Beberapa waktu lalu, wawancara penulis Prancis Claude Habib dengan Le Figaro tentang buku terbarunya “The Private Is Not Political” diberitakan di surat kabar Il Foglio. Berikut ini adalah bagian yang mencerahkan: «Ada berbagai fase dalam kehidupan seorang wanita. Yang pertama adalah zaman coquetry: zaman berpakaian dan berdandan. Belakangan rumah menjadi pusat ekspresi narsistik. Balzac menjelaskannya lebih baik daripada yang saya bisa dalam novelnya The Lily of the Valley.
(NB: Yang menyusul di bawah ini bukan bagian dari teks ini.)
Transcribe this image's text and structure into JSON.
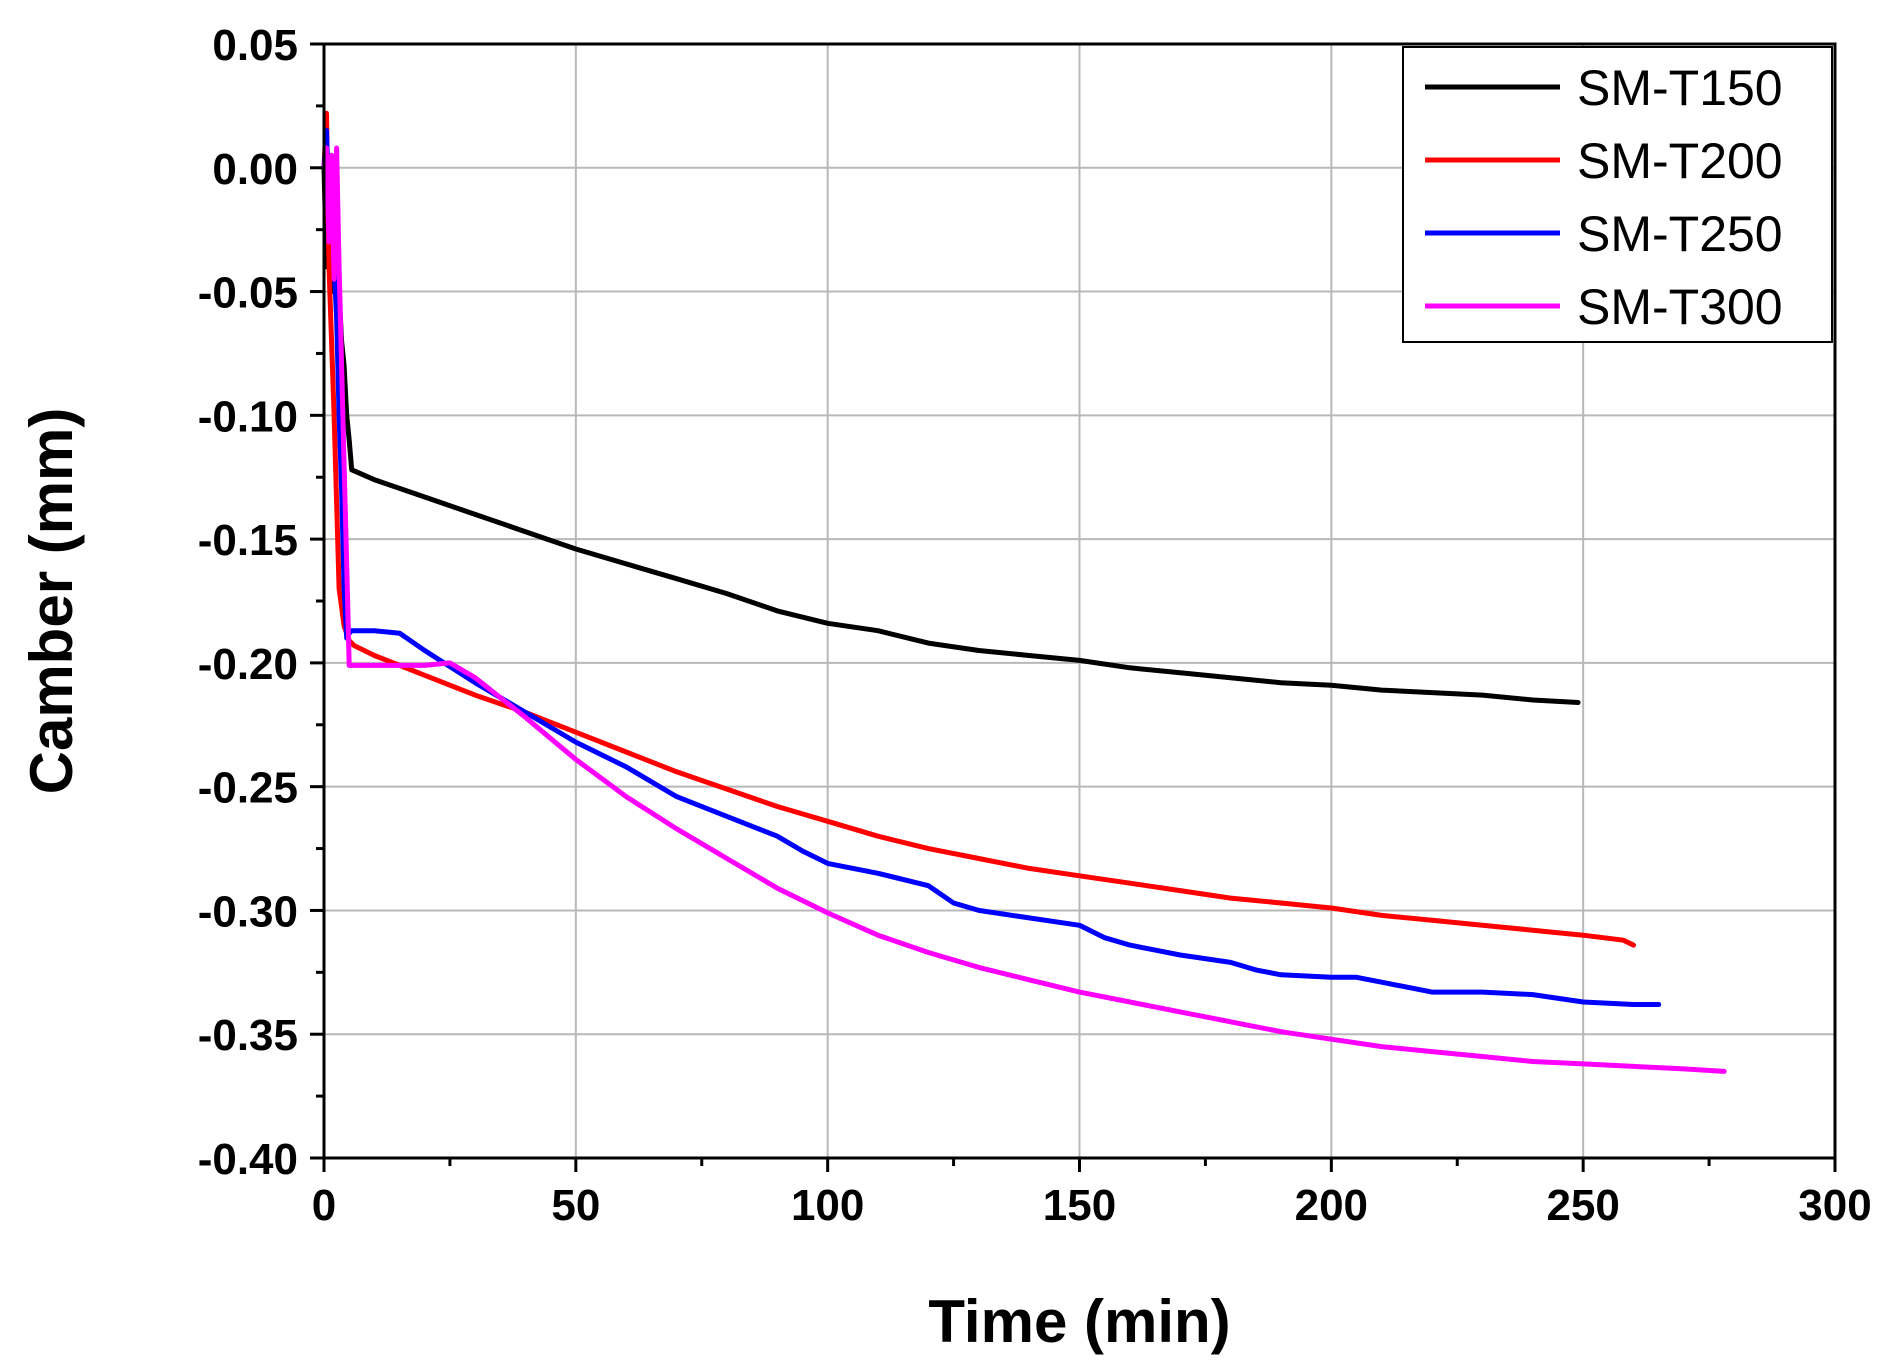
{
  "chart_data": {
    "type": "line",
    "xlabel": "Time (min)",
    "ylabel": "Camber (mm)",
    "xlim": [
      0,
      300
    ],
    "ylim": [
      -0.4,
      0.05
    ],
    "xticks": [
      0,
      50,
      100,
      150,
      200,
      250,
      300
    ],
    "xtick_labels": [
      "0",
      "50",
      "100",
      "150",
      "200",
      "250",
      "300"
    ],
    "yticks": [
      0.05,
      0.0,
      -0.05,
      -0.1,
      -0.15,
      -0.2,
      -0.25,
      -0.3,
      -0.35,
      -0.4
    ],
    "ytick_labels": [
      "0.05",
      "0.00",
      "-0.05",
      "-0.10",
      "-0.15",
      "-0.20",
      "-0.25",
      "-0.30",
      "-0.35",
      "-0.40"
    ],
    "grid": true,
    "legend_position": "top-right",
    "series": [
      {
        "name": "SM-T150",
        "color": "#000000",
        "x": [
          0,
          0.5,
          1,
          1.5,
          2,
          2.5,
          3,
          3.5,
          4,
          4.5,
          5,
          5.5,
          10,
          20,
          30,
          40,
          50,
          60,
          70,
          80,
          90,
          100,
          110,
          120,
          130,
          140,
          150,
          160,
          170,
          180,
          190,
          200,
          210,
          220,
          230,
          240,
          249
        ],
        "y": [
          0.0,
          -0.04,
          -0.02,
          -0.05,
          -0.03,
          -0.06,
          -0.05,
          -0.07,
          -0.08,
          -0.1,
          -0.11,
          -0.122,
          -0.126,
          -0.133,
          -0.14,
          -0.147,
          -0.154,
          -0.16,
          -0.166,
          -0.172,
          -0.179,
          -0.184,
          -0.187,
          -0.192,
          -0.195,
          -0.197,
          -0.199,
          -0.202,
          -0.204,
          -0.206,
          -0.208,
          -0.209,
          -0.211,
          -0.212,
          -0.213,
          -0.215,
          -0.216
        ]
      },
      {
        "name": "SM-T200",
        "color": "#ff0000",
        "x": [
          0,
          0.5,
          1,
          2,
          3,
          4,
          5,
          6,
          10,
          20,
          30,
          40,
          50,
          60,
          70,
          80,
          90,
          100,
          110,
          120,
          130,
          140,
          150,
          160,
          170,
          180,
          190,
          200,
          210,
          220,
          230,
          240,
          250,
          258,
          260
        ],
        "y": [
          0.0,
          0.022,
          -0.04,
          -0.1,
          -0.17,
          -0.185,
          -0.191,
          -0.193,
          -0.197,
          -0.205,
          -0.213,
          -0.22,
          -0.228,
          -0.236,
          -0.244,
          -0.251,
          -0.258,
          -0.264,
          -0.27,
          -0.275,
          -0.279,
          -0.283,
          -0.286,
          -0.289,
          -0.292,
          -0.295,
          -0.297,
          -0.299,
          -0.302,
          -0.304,
          -0.306,
          -0.308,
          -0.31,
          -0.312,
          -0.314
        ]
      },
      {
        "name": "SM-T250",
        "color": "#0000ff",
        "x": [
          0,
          0.5,
          1,
          1.5,
          2,
          2.5,
          3,
          3.5,
          4,
          4.5,
          5,
          5.5,
          6,
          10,
          15,
          20,
          30,
          40,
          50,
          60,
          70,
          80,
          90,
          95,
          100,
          110,
          120,
          125,
          130,
          140,
          150,
          155,
          160,
          165,
          170,
          180,
          185,
          190,
          200,
          205,
          210,
          220,
          230,
          240,
          250,
          260,
          265
        ],
        "y": [
          0.0,
          0.015,
          -0.02,
          0.005,
          -0.04,
          -0.06,
          -0.1,
          -0.13,
          -0.17,
          -0.19,
          -0.188,
          -0.187,
          -0.187,
          -0.187,
          -0.188,
          -0.195,
          -0.208,
          -0.22,
          -0.232,
          -0.242,
          -0.254,
          -0.262,
          -0.27,
          -0.276,
          -0.281,
          -0.285,
          -0.29,
          -0.297,
          -0.3,
          -0.303,
          -0.306,
          -0.311,
          -0.314,
          -0.316,
          -0.318,
          -0.321,
          -0.324,
          -0.326,
          -0.327,
          -0.327,
          -0.329,
          -0.333,
          -0.333,
          -0.334,
          -0.337,
          -0.338,
          -0.338
        ]
      },
      {
        "name": "SM-T300",
        "color": "#ff00ff",
        "x": [
          0,
          0.5,
          1,
          1.5,
          2,
          2.5,
          3,
          3.5,
          4,
          4.5,
          5,
          10,
          20,
          25,
          30,
          40,
          50,
          60,
          70,
          80,
          90,
          100,
          110,
          120,
          130,
          140,
          150,
          160,
          170,
          180,
          190,
          200,
          210,
          220,
          230,
          240,
          250,
          260,
          270,
          278
        ],
        "y": [
          0.0,
          0.008,
          -0.03,
          0.005,
          -0.045,
          0.008,
          -0.04,
          -0.08,
          -0.12,
          -0.16,
          -0.201,
          -0.201,
          -0.201,
          -0.2,
          -0.206,
          -0.222,
          -0.239,
          -0.254,
          -0.267,
          -0.279,
          -0.291,
          -0.301,
          -0.31,
          -0.317,
          -0.323,
          -0.328,
          -0.333,
          -0.337,
          -0.341,
          -0.345,
          -0.349,
          -0.352,
          -0.355,
          -0.357,
          -0.359,
          -0.361,
          -0.362,
          -0.363,
          -0.364,
          -0.365
        ]
      }
    ]
  }
}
Keberadaan Madame de Mortsauf ada di mana-mana, di dekorasi, di kain, di karangan bunga. Rumah adalah emanasinya. Balzac menunjukkan proyeksi seorang wanita dalam ruangnya – tidak semua wanita, tentu saja, tidak pada usia berapa pun dan bukan pada kelompok termiskin. Namun ketika seorang wanita mempunyai kekuatan untuk melakukannya, dia akan senang untuk mencetak gayanya, dalam menciptakan keindahan kecil di sekeliling dirinya, yang juga bisa menjadi kecantikan yang berantakan. Rumah adalah ekspresi pribadi. Kaum feminis tidak mau memahami kebutuhan ini atau mengakui kesenangan ini. Efek pertama dari feminisme adalah memasukkan konflik ke dalam rumah, mengobarkannya. Seperti kebahagiaan dalam cinta, manisnya rumah adalah tema yang sangat mencurigakan, karena kebahagiaan mendemobilisasi. Membentuk lengkungan di sekitar diri Anda, menciptakan tempat hidup, kepercayaan, keintiman adalah kebalikan dari gerakan pemberontakan.” Respons yang berlawanan dengan arus inilah yang terkadang menghancurkan prasangka.